Wisconsin State Journal. September 24, 2023.
Editorial: Let’s go, Brewers — all the way to 2050
Let’s be honest: Wisconsin is lucky to have three professional sports teams in the Green Bay Packers, Milwaukee Brewers and Milwaukee Bucks.
Twenty-four of the 50 states don’t have any teams in the four top leagues for football, baseball, basketball and hockey. Wisconsin is one of the smallest states with a major-league franchise, and Green Bay and Milwaukee are among the smallest media markets.
We get to have so many teams because we have so many fans willing to go to the games and spend money. But that’s no guarantee the Brewers will stay. They are privately owned with a lease at American Family Field that ends in 2030.
State leaders need to put politics aside and play as a team to renew the Brewers’ lease far into the future. The public should support a sizable investment, and the team should make a contribution, too.
Besides providing jobs and boosting the economy, the Brewers thrill fans and pull people together. Even if you don’t care about touchdowns or homeruns, you have to appreciate the comradery they foster.
Big-time sports are a fun break from the sharp divisions over politics and culture in American society. The love for our teams across Wisconsin is fueled by a pride in who we are and where we are from. A winning team can inspire hard work and break down differences.
Gov. Tony Evers threw out the first pitch for repairing and renovating the Brewers’ 22-year-old stadium in February. He included $290 million in his state budget proposal. The team applauded the offer, which would require them to stay in Milwaukee until 2043. The enhancements are necessary, the team convincingly insists, to keep them competitive. Many teams have bigger and better facilities. Like it or not, that’s the market.
Given that the state helped the Milwaukee Bucks build a new arena with bipartisan support — and the team subsequently won a championship — improvements to American Family Field seem fair for the Brewers. The team has a significant impact on Wisconsin’s prosperity and quality of life, and manager Craig Counsell and his players are making another strong run into the playoffs.
The governor proposed paying for the public cost of the stadium improvements using part of a $7 billion state surplus. Doing so would allow taxpayers to avoid paying interest on borrowed money, which is smart. Taxpayers also will benefit from hundreds of millions in tax revenue from player and team salaries if the team stays put.
Top Republican lawmakers rejected the Democratic governor’s offer. They want a greater financial and time commitment from the team, and they’re willing to spend more taxpayer dollars to get it, though about a third of that money would come from the city and county of Milwaukee. The Republicans are proposing $614 million in public investment, with $200 million coming from the city and county. The GOP also would require the team to kick in $100 million, which seems reasonable. Close to half of that expense for the team would be required under the current lease, anyway.
The GOP package would keep the Brewers in Milwaukee until 2050. The team seems warm to the latest proposal but needs the two partisan sides to agree. Brewers fans and anyone who cares about Wisconsin staying vibrant should pressure state leaders to cooperate on a final package.

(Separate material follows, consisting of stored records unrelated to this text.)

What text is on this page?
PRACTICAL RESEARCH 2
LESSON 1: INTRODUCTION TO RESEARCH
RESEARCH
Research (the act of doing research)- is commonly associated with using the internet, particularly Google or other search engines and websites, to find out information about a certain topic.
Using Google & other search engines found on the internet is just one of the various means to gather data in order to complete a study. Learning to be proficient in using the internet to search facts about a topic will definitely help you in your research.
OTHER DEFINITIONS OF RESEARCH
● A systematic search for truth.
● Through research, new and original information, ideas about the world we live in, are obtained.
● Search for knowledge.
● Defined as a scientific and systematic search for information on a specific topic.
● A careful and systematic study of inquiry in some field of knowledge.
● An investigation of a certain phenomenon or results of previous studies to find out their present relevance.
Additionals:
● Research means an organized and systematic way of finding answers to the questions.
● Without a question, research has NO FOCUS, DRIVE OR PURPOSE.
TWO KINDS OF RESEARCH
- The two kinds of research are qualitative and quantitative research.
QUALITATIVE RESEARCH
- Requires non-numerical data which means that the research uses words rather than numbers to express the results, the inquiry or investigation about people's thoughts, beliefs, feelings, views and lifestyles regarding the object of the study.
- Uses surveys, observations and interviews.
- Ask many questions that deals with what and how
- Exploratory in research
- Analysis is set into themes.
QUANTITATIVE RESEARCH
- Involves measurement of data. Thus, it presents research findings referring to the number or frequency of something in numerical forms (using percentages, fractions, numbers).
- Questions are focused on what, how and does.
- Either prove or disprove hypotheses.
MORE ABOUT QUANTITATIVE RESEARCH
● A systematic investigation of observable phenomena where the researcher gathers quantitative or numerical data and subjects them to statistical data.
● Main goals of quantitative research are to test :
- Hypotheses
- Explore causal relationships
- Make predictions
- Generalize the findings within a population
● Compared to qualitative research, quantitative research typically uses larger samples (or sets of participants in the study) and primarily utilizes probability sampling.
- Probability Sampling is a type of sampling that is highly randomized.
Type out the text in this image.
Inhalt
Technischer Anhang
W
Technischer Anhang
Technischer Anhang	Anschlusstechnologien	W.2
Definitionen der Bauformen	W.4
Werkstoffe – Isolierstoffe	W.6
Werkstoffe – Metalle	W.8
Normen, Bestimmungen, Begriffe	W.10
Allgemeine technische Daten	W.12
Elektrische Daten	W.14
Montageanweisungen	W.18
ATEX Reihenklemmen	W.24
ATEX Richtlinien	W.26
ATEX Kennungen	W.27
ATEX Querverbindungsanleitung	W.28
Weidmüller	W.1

Critics of tax dollars for private sports teams point to the owners’ deep pockets and predict that any entertainment dollars lost to a Brewers exit would be spent elsewhere in the state. But that ignores the benefits beyond dollars and cents. The psychological hit of losing such an engrained and beloved franchise would be deep. Just ask Oakland, California, which is losing its third big-league team in five years — and with it, a big part of its identity and pride.
The GOP should step up to the plate with more state money, rather than sticking it to the city and county of Milwaukee, which are already struggling with their finances. The Brewers help fill bars and fish-fry restaurants across Wisconsin when the game is on the tube. Cars line the interstates going into Milwaukee to tailgate before games. And a lot of those fans stop outside of Milwaukee to spend money on their way home.
Sure, local governments in Milwaukee should contribute. But they shouldn’t have to pay such a large share, especially if the Brewers oppose local development of some of American Family Field’s sea of surface parking lots.
Getting a solid deal done for taxpayers and the team shouldn’t be so hard, given the popularity of the cause. Evers and the GOP need to huddle up, negotiate a reasonable offer and keep the Brewers in Wisconsin for decades to come.